(JERUSALEM) — Fifty years ago, the 1967 Middle East War began between Israel and its Arab neighbors, Egypt, Jordan and Syria. The war ended six days later with Israel’s swift victory, after which it occupied the West Bank, East Jerusalem, the Gaza Strip and the Golan Heights.
The military conflict began when Israel on June 5 launched a sudden pre-emptive airstrike that destroyed almost all of the Egyptian air force on the ground. The Israeli army then rapidly pushed back the rest of the Arab forces.
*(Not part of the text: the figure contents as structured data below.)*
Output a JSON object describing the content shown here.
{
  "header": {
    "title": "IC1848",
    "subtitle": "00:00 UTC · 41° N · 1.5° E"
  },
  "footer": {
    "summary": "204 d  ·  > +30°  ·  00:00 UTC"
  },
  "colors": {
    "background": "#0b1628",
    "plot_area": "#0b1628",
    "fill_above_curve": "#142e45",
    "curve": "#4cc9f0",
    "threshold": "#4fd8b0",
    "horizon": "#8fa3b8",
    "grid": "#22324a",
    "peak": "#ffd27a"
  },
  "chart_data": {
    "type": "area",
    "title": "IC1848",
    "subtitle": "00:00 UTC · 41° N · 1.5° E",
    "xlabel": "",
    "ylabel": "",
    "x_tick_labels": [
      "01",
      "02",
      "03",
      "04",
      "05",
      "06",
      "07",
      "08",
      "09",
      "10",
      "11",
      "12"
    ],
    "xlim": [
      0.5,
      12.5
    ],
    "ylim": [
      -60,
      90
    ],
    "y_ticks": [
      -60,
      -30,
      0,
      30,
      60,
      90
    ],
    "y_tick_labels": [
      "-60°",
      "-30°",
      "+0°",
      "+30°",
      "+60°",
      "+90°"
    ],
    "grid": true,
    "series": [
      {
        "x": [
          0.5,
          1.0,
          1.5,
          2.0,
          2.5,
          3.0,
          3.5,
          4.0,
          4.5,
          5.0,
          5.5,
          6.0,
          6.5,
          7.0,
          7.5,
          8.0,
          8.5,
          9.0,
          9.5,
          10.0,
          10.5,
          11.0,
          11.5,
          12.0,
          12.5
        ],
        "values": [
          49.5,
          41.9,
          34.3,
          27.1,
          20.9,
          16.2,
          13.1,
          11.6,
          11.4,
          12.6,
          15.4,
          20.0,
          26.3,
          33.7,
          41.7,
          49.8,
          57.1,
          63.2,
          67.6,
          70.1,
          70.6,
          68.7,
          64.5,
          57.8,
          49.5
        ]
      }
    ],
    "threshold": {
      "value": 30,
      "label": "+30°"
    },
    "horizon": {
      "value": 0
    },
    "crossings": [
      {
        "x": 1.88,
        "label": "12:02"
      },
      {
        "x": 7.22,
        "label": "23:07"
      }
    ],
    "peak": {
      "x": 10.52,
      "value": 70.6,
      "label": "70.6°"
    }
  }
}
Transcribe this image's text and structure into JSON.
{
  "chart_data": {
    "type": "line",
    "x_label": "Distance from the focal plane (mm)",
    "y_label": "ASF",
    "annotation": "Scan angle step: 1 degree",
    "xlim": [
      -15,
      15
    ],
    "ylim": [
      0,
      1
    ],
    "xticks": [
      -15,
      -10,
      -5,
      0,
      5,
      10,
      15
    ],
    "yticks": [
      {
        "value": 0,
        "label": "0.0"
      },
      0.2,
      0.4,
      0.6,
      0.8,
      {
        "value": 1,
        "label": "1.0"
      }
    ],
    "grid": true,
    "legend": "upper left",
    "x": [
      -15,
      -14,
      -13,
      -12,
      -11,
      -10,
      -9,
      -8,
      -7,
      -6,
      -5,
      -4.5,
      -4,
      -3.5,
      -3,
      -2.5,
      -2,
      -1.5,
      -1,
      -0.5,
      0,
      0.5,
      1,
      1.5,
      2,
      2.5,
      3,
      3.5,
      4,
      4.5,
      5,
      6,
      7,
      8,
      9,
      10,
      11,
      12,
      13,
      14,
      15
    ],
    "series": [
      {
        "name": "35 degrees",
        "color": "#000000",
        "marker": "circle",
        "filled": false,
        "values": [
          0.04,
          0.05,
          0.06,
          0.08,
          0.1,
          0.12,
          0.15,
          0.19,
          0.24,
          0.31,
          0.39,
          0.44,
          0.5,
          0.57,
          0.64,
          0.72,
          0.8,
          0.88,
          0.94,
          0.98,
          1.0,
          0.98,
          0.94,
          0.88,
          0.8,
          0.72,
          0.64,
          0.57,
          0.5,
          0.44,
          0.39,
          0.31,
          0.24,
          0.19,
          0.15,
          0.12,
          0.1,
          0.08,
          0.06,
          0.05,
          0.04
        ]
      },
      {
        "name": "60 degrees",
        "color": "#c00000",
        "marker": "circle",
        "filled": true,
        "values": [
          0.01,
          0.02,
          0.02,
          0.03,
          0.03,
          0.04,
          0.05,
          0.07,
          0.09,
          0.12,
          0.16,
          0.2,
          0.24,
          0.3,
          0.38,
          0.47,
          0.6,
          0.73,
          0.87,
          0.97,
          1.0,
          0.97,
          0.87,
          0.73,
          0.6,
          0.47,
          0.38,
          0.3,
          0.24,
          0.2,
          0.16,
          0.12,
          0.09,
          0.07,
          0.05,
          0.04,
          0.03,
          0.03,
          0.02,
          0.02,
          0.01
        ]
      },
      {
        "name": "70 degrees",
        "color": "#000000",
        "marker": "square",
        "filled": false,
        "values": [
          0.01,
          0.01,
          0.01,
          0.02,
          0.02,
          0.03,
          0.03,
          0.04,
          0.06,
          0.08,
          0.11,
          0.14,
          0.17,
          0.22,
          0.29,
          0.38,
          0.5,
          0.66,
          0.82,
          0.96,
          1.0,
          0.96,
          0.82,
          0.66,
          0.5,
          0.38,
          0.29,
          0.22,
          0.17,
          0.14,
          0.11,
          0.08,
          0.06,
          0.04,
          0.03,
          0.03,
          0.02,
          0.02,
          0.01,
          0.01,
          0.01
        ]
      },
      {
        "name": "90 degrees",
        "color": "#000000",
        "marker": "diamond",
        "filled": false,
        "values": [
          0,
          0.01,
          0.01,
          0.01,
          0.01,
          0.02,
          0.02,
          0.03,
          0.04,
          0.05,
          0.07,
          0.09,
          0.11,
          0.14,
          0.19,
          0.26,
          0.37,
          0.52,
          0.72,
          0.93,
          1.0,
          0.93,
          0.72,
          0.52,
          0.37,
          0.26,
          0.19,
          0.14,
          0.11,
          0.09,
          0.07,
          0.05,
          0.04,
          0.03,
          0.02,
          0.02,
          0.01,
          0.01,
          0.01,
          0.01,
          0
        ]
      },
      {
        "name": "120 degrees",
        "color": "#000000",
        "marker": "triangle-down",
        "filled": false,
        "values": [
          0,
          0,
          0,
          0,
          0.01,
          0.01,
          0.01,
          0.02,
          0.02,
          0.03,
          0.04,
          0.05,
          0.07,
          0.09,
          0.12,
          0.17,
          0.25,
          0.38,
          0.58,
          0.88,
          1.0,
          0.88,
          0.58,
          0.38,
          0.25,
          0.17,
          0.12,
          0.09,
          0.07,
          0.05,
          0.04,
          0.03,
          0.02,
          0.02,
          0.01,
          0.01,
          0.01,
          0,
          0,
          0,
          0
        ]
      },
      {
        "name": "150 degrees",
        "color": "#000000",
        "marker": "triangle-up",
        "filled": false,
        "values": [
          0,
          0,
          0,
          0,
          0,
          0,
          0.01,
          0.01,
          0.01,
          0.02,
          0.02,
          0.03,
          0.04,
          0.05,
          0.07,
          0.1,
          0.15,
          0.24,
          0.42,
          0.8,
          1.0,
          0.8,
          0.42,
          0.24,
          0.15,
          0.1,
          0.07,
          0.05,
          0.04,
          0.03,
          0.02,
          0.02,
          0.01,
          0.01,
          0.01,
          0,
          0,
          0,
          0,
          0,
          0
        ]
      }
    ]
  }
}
From the start, the U.S. attempted to broker a ceasefire to avoid an Arab defeat that it worried could inspire the Soviet Union to intervene. The U.S. did not demand an Israeli pullback and focused on a concept of “land-for-peace,” according to the U.S. State Department’s Office of the Historian. While the administration of President Lyndon B. Johnson was alarmed by Israel’s decision to annex East Jerusalem and establish Jewish settlements in the occupied territories, the U.S., at the time, felt the Arabs were not being flexible in their diplomatic efforts,
“Certainly,” Johnson proclaimed, “troops must be withdrawn; but there must also be recognized rights of national life, progress in solving the refugee problem, freedom of innocent maritime passage, limitation of the arms race, and respect for political independence and territorial integrity.”
The territories Israel occupied at the end of the war had a Palestinian population that at the time was roughly equal to the number of Jews living in Israel. Currently, some 5 million Palestinians live in the West Bank, East Jerusalem and Gaza, according to the United Nations.
Israel evacuated its settlements in the Sinai Peninsula in 1979 and in the Gaza Strip in 2005 after peace negotiations.